Szymczyk blickt im Gespräch mit ORF.at unstet umher, während im Fridericianum, traditionell der Hauptausstellungsort der documenta, bereits Hunderte Journalisten und Künstler die importierte Dauerausstellung des Athener Museums für Moderne Kunst (EMST) begutachten, die 1:1 übernommen wurde. „Von Athen lernen“ lautet das offizielle Motto, und der Kulturtransfer von Athen nach Kassel scheint zu funktionieren: „Es ist alles rechtzeitig fertig geworden. Naja, fast, ein paar Kleinigkeiten fehlen noch.“
Am besten ohne Erwartungen kommen
Und wie es ihm geht, jetzt, wo alles so gut wie fertig ist, nach vier Jahren harter Arbeit? Szymczyk ringt sich ein Lächeln ab: „‚Whooom‘ beschreibt das Gefühl ganz gut. Zuerst war noch alles etwas furchterregend, wir haben bis tief in die Nacht hinein gearbeitet. Aber jetzt geht es mir gut.“ Wie ein Besucher fühle er sich, nach eineinhalb Stunden habe er bereits vergessen, wo er eigentlich sei - vor allem hier, ideell in Athen, und doch in Kassel, Szymczyk nennt das eine „multiple Dislokation“.
Er rät Besuchern, es ihm bei all der Fülle an Kunst gleichzutun: „Die Leute sollen sich entspannen und möglichst ohne irgendwelche konkreten Erwartungen kommen.“ Das ist nicht leicht, die documenta gilt als wichtigste Kunstschau weltweit, als Stelldichein der Avantgarde, bei dem nie Kunst um der Kunst willen gezeigt wird, sondern Ästhetik und Technik, wenn überhaupt, nur als Sklaven gestrenger Gesellschaftsanalyse herhalten dürfen.

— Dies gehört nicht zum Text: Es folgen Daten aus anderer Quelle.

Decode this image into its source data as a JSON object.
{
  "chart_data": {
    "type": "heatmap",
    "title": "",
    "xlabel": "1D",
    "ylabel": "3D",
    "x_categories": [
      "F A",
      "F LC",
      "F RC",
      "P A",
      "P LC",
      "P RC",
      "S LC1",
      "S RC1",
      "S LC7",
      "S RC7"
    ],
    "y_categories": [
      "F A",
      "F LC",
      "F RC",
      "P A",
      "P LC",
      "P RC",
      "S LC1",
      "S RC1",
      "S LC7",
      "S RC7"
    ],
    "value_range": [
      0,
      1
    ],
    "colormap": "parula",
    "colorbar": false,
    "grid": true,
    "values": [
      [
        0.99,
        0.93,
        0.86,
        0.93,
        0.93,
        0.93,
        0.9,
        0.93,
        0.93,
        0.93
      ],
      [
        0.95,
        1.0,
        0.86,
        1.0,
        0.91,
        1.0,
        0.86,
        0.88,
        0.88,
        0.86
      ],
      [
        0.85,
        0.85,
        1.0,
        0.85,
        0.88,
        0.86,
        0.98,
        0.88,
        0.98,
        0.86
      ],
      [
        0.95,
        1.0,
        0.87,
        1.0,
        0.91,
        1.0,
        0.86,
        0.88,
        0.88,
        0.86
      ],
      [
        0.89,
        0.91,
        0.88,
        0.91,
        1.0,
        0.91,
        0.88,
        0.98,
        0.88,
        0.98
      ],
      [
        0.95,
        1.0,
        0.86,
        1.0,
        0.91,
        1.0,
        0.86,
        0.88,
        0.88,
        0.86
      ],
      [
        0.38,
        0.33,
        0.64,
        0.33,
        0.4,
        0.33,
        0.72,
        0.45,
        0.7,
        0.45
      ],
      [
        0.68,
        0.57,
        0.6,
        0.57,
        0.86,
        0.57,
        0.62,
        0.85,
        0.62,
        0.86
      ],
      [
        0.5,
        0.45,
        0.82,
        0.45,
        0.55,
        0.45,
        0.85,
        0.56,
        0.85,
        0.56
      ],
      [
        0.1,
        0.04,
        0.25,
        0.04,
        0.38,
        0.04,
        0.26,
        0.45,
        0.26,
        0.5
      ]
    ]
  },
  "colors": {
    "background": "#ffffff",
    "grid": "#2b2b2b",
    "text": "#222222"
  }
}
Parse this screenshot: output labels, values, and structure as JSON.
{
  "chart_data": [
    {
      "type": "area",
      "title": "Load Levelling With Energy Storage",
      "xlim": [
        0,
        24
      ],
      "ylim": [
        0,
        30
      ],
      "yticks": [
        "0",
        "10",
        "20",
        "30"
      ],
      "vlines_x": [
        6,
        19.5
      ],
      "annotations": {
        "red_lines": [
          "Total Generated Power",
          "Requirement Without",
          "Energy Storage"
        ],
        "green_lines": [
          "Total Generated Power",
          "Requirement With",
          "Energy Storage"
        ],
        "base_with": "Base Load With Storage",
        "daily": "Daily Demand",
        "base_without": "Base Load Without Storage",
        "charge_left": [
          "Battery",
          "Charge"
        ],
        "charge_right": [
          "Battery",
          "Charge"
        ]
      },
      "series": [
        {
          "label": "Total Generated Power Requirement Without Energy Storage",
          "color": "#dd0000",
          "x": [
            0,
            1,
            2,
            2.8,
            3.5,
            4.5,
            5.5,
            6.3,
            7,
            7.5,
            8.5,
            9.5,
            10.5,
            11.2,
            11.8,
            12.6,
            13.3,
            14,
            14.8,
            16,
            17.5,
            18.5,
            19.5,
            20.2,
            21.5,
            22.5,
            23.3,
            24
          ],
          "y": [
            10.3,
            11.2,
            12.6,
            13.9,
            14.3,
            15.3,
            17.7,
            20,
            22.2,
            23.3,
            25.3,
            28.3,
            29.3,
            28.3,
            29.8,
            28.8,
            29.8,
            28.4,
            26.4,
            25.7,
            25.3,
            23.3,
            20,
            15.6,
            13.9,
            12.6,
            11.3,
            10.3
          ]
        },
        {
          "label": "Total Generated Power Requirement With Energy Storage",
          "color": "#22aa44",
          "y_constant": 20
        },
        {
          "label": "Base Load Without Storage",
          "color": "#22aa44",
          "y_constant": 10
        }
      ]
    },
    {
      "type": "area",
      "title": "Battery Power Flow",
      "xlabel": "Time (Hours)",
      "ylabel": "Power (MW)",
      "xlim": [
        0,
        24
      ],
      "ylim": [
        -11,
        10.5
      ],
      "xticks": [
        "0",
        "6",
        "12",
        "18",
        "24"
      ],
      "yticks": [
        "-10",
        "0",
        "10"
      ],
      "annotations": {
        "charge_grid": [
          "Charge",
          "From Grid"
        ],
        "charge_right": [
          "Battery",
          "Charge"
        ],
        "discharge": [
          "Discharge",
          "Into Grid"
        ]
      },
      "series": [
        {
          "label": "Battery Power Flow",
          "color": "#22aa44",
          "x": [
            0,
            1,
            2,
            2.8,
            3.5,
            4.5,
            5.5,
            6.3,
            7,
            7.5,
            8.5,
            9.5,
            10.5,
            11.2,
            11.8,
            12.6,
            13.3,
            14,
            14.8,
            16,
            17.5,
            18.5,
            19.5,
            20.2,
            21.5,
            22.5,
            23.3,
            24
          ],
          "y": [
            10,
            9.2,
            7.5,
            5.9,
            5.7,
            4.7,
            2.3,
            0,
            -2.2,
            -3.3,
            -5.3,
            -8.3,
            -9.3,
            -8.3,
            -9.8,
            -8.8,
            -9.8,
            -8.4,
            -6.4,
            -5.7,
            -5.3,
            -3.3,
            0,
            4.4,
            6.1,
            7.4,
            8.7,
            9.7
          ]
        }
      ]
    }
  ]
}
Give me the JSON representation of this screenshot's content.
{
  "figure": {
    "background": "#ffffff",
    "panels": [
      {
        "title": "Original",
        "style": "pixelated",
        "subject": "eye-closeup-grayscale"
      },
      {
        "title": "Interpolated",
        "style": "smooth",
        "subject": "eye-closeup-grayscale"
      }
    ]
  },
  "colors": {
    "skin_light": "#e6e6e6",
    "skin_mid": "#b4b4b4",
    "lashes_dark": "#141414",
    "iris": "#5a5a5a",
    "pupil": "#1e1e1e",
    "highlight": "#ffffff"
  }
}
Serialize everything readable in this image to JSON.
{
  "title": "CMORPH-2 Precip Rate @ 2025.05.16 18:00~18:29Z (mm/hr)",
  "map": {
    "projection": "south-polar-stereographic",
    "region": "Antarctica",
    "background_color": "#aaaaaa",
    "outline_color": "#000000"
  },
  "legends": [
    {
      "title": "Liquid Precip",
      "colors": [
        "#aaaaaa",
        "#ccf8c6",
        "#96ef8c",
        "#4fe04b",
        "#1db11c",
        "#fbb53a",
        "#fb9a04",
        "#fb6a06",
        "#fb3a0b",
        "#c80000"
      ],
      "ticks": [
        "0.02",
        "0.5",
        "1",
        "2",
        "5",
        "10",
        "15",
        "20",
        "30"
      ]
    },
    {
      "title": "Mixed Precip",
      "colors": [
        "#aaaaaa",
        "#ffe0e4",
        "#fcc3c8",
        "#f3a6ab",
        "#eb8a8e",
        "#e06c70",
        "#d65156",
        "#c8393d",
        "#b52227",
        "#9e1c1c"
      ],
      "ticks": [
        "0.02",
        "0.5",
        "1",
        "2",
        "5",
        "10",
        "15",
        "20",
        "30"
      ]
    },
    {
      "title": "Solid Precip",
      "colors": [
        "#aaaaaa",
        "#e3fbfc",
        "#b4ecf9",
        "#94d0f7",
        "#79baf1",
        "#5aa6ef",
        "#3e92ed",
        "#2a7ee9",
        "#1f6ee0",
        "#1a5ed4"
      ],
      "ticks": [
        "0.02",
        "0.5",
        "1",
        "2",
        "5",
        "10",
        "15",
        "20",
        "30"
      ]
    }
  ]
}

Von der „Verfinsterung der globalen Situation“
Den diesbezüglichen Rahmen steckt ein programmatisches Buch ab, das alles andere als ein Programmheft ist, eher eine intellektuelle Standortbestimmung. Szymczyks Beitrag zum aktuellen Reader ist ein düsterer Text, es ist darin vom endgültigen Abbau des Sozialstaates, von Kriegen um Ressourcen und darauf folgenden, „nicht enden wollenden“ humanitären Katastrophen die Rede: „Diese Verfinsterung der globalen Situation hatte erhebliche Auswirkungen auf unser tägliches (und nächtliches) Nachdenken über und unser Agieren in Bezug auf und für die documenta 14.“
Das klingt nach dem erwartbaren Kuratorensprech, in dem formelhaft die Welt für ihre Schlechtigkeit gegeißelt wird. Doch die Künstler füllen das Blabla mit Leben. Herzstück dieser documenta ist der „Parthenon der Bücher“ der argentinischen Künstlerin Marta Minujin. Sie hat bei der Frankfurter Buchmesse dazu aufgerufen, ihr Bücher zukommen zu lassen, die irgendwann irgendwo verboten waren. Sie hat vor dem Fridericianum, mitten in Kassel, in Originalgröße das Parthenon der Athener Akropolis als Metallgestell aufbauen lassen.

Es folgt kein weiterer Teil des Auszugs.